Perto de 25.000 festivaleiros cobriram Vagos com “onda negra”
Vieram da Austrália, Alemanha, França, Brasil, Dinamarca, Tailândia, Luxemburgo... e concentraram-se durante quatro dias no centro de Vagos para curtirem a música metaleira da atualidade e viverem por dentro um festival único no país totalmente dedicado ao “metal”.
A poucas horas do evento chegar ao fim, na Quinta do Ega, a organização decidiu fazer um balanço, domingo à noite, onde Gonçalo Neves, responsável pela produção do festival, assumiu que teriam recebido muito perto de 25 mil pessoas, contra os 18 mil do ano passado. Um crescimento assinalável que mostra o crescimento e importância do projeto, mas que também levanta novos desafios à organização, nomeadamente «encontrar-mos uma forma dos “diários” poderem sair do recinto ao longo do dia», apontando esta como uma das reclamações mais registadas este ano.
Com mais de 10 nacionalidades presentes no recinto, admitiu que a seleção de bandas foi a melhor de sempre e a mais ambiciosa e «essa aposta é para manter», lembrando que «num festival desta natureza nunca é possível encontrar-se apenas as bandas que se adora.

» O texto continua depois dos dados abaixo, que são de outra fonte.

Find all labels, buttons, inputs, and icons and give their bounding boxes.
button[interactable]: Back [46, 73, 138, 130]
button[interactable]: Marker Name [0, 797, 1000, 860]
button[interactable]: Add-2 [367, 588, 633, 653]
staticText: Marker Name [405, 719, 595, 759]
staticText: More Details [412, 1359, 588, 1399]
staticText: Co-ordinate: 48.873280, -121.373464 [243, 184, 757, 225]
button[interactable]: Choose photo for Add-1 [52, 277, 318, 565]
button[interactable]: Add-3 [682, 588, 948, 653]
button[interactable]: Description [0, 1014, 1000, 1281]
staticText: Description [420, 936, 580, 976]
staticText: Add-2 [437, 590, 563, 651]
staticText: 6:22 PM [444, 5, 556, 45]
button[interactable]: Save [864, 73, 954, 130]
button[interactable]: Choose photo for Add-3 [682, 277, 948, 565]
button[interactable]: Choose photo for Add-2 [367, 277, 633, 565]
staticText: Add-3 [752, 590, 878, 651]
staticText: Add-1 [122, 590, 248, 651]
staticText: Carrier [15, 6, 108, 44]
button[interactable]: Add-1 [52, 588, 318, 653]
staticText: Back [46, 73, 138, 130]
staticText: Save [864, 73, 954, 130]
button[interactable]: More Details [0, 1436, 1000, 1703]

Há as que adoramos, as que gostamos, as que desconhecemos e até as que não apreciamos. Faz parte, e às vezes há surpresas agradáveis».
Em 2026 o Vagos Metal Fest regressa de 7 a 9 de agosto. «São, à partida, três dias, mas podem passar a quatro», como, aliás, aconteceu este ano. Relativamente aos bilhetes, já começaram a ser disponibilizados, à medida que alguns nomes foram sendo anunciados, «e esgotaram sempre», , prevendo uma nova enchente na Quinta do Ega.
Relativamente a novidades para 2026, Gonçalo Neves partilhou que, «além de continuarmos a trabalhar para termos o melhor cartaz de sempre e as melhores condições do recinto», poderá haver mudanças ao nível dos palcos. «Queremos apostar num palco gigante principal e, depois, num palco secundário que estará completamente dedicado às bandas portuguesas», acrescentando que o festival quer apostar, apoiar e promover mais a produção nacional deste estilo musical.
Festival mais inclusivo
A inclusão é uma preocupação para a organização, que recebe cada vez mais pessoas com mobilidade reduzida. A pensar neste tipo de público, «para o ano vamos apostar numa plataforma exclusiva para este público, para desfrutarem do festival em melhores condições e com boa visibilidade», partilhou na conferência de imprensa.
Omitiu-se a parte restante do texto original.